Yüzünüz kızarmadı mı?
Geçtiğimiz hafta bugün, Askerimiz ÖSO'yla birlikte Afrin merkeze girdi. Mehmetçiğimizin Afrin'de sergilediği başarı, bu seneki 18 Mart Çanakkale Zaferi kutlamalarına ayrı bir önem kattı. Birde, Yiğitlerimiz Kahraman Dedelerine layık birer evlat olduklarını gösterdiler.
Gelin hep birlikte soralım... Bu manzara karşısında, Afrin'e girilmesin diyen zat yüzün hiç kızarmadı mı? Afrin'i kapana benzeten beyefendi, senin de mi yüzün kızarmadı? 7'den 77'ye milletimiz, askerimizin başarılı olması için dua ederken, ortalıkta felaket tellalı gibi dolaşanlar, sizin de mi yüzünüz kızarmadı?
Aydın doğan denilince
Birkaç gün önce, Aydın Doğan'ın elindeki medya grubunu Demirören'e sattığı yönünde bir haber duyuldu.

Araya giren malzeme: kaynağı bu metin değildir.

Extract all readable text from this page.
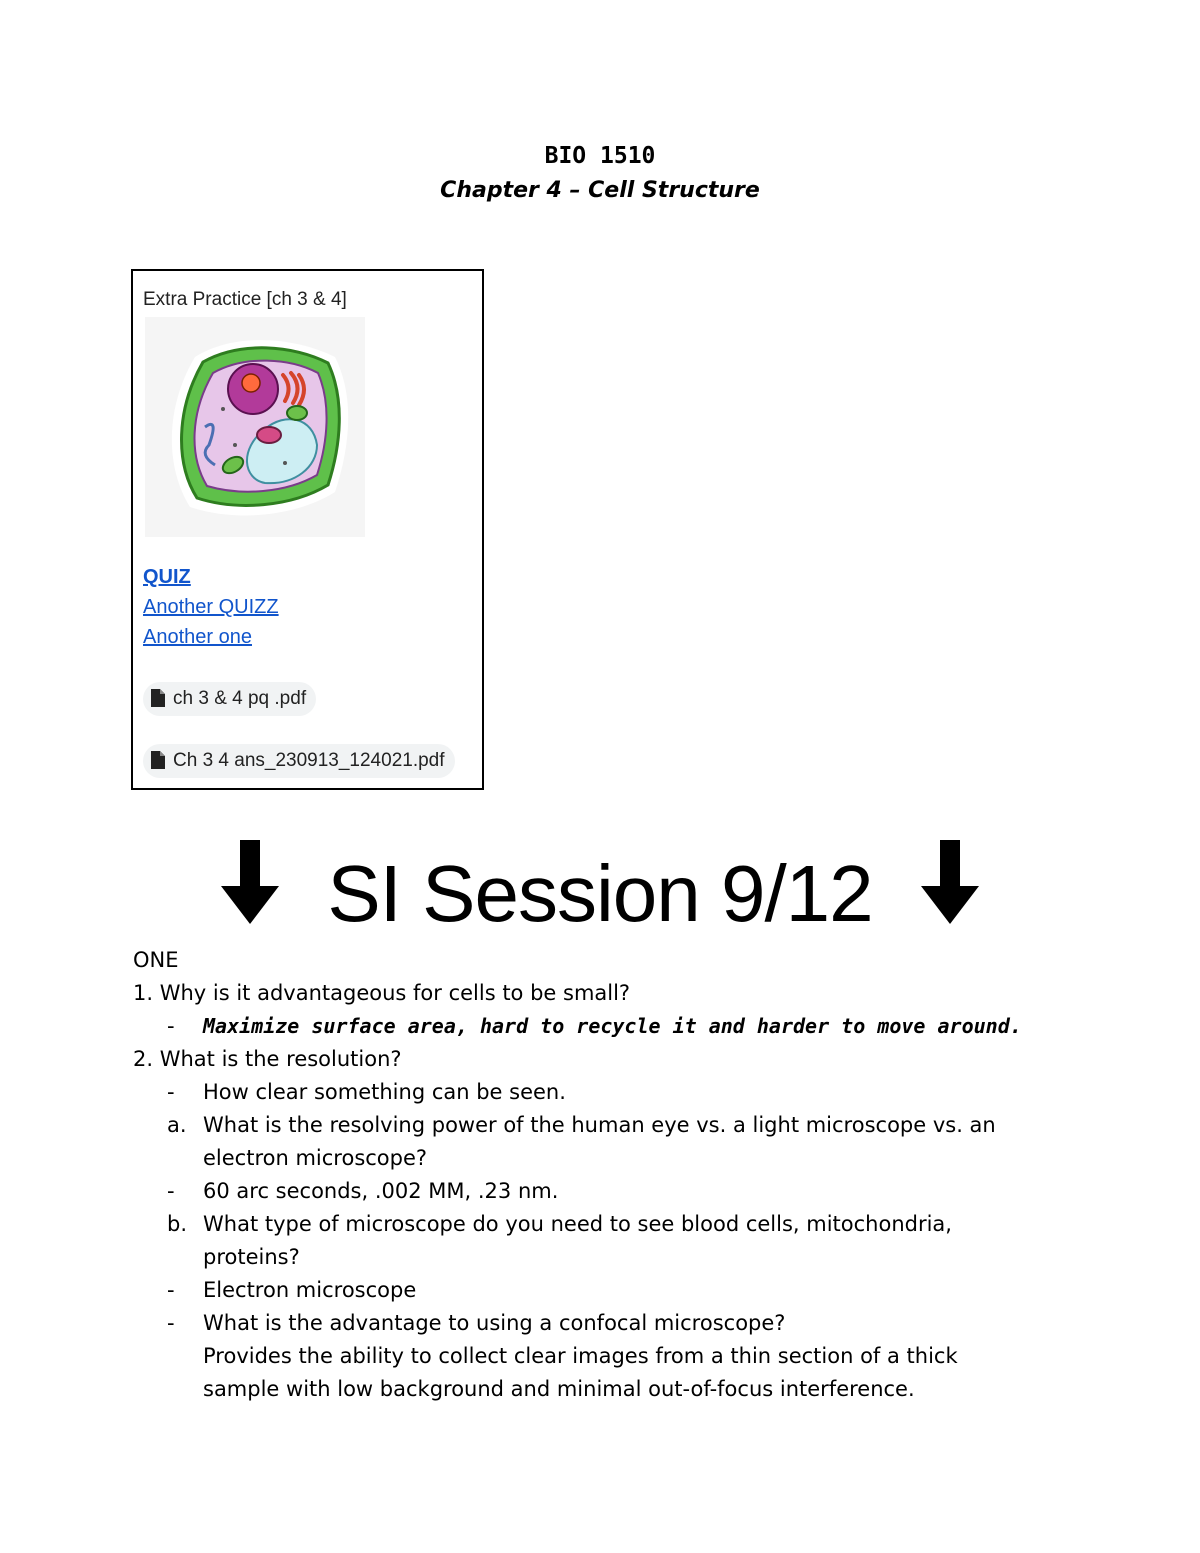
BIO 1510
Chapter 4 – Cell Structure
Extra Practice [ch 3 & 4]
QUIZ
Another QUIZZ
Another one
ch 3 & 4 pq .pdf
Ch 3 4 ans_230913_124021.pdf
SI Session 9/12
ONE
1. Why is it advantageous for cells to be small?
- Maximize surface area, hard to recycle it and harder to move around.
2. What is the resolution?
- How clear something can be seen.
a. What is the resolving power of the human eye vs. a light microscope vs. an
electron microscope?
- 60 arc seconds, .002 MM, .23 nm.
b. What type of microscope do you need to see blood cells, mitochondria,
proteins?
- Electron microscope
- What is the advantage to using a confocal microscope?
Provides the ability to collect clear images from a thin section of a thick
sample with low background and minimal out-of-focus interference.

Satış resmiyet kazanır mı kazanmaz mı denilirken, KAP'a bildirim yapılınca durum netleşti. Bu sebeple yapılan ticaret taraflara hayırlı olsun diyorum.

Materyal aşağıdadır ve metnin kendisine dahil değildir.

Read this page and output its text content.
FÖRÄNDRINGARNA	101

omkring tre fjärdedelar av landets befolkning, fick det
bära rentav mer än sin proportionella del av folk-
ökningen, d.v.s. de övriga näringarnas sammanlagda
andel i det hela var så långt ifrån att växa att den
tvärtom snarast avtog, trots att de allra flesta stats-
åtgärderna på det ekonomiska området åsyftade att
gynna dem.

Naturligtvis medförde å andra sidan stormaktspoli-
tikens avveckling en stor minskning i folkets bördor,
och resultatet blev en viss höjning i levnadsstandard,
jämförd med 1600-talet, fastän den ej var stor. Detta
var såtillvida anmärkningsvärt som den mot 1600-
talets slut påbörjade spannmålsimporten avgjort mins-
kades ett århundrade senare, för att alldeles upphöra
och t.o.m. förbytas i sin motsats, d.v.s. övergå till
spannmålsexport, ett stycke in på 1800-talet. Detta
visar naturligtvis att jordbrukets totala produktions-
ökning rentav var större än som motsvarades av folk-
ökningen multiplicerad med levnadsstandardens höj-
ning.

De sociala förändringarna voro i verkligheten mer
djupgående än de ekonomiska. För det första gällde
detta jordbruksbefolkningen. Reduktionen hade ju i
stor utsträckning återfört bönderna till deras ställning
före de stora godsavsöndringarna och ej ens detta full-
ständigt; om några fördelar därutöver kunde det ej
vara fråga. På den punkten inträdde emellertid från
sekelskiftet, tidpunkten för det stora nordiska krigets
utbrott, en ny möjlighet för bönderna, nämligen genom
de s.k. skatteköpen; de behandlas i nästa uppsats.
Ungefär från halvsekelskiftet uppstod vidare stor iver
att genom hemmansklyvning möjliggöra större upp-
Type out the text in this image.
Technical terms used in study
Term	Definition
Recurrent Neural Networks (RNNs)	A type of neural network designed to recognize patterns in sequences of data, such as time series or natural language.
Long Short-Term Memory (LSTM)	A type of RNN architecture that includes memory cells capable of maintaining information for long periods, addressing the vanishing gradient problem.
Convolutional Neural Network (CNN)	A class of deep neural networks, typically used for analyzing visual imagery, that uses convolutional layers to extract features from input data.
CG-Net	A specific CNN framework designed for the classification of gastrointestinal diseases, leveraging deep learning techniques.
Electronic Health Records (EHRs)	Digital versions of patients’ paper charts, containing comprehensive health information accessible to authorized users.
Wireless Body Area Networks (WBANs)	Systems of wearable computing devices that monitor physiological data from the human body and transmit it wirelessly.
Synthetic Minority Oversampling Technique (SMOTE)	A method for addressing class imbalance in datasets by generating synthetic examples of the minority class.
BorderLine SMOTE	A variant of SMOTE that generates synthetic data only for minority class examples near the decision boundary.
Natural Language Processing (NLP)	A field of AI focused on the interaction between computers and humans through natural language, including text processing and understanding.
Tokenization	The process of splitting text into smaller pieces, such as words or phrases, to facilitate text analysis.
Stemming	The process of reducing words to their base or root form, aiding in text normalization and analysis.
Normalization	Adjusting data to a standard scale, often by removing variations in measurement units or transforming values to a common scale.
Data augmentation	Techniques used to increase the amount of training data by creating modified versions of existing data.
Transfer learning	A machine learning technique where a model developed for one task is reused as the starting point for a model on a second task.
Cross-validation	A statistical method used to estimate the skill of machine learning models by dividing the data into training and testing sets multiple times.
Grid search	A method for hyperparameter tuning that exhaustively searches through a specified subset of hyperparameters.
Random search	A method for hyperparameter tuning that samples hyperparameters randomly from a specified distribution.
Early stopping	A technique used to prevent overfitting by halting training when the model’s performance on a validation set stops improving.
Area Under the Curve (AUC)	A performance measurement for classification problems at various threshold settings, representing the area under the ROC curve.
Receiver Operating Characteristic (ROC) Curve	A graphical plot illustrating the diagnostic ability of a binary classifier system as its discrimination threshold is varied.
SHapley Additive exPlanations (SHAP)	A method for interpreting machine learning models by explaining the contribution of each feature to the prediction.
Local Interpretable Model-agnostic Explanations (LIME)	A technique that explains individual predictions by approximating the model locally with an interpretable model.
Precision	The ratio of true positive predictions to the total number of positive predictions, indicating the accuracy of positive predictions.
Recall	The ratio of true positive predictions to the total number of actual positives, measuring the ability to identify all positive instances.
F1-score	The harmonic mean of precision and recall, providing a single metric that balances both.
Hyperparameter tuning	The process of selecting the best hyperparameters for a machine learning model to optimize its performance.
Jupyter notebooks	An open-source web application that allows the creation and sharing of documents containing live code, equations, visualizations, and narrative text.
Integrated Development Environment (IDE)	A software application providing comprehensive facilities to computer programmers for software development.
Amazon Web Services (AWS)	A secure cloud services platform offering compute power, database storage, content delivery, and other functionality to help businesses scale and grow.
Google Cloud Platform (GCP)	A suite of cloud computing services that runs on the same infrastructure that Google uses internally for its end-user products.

Dostlar, Aydın Doğan denilince, birçok olay hatırlanır. Mesela, kendisinin ülkenin Başbakanı'nı pijamayla karşılaması hatırlanır. Mesela, kendisinin medya üzerinden yaptığı operasyonlar hatırlanır.
Bila'ya talimat vermişti!
Ben ise kendisini bir resepsiyonda yaptığımız görüşmeyle hatırlıyorum. Şöyle kiu2026 Geçtiğimiz yıllarda bir 29 Ekim Resepsiyonu'nda davetliler arasında dolaşırken, yardımcım; Aydın Bey'in de orada olduğunu söyledi. Ben de kendisinin yanına gitmek istediğimi söyledim. Aydın Doğan'ın yanına varıp tanıştıktan sonra, kendisine Hürriyet'te yazma isteğimi ilettim. Aydın Bey, bu isteği uygun görerek, konunun organize edilmesi için, Genel Yayın Müdürü Fikret Bila'ya talimat verdi.
Mümkün değilmiş!
Normal şartlarda, bir işi patron uygun görürse o iş bitmiş demektir. Ama bizim iş öyle olmadı. Fikret Bey'in telefon mesajında belirttiğine göre, Türkiye'de ulusal basında kalem oynatan tek görme engelli yazar olan benim, Hürriyet'te yazma talebimin karşılanması mümkün değilmiş. Patron organize edin demişken bizim iş niye gerçekleşmedi, hala anlamış değilim.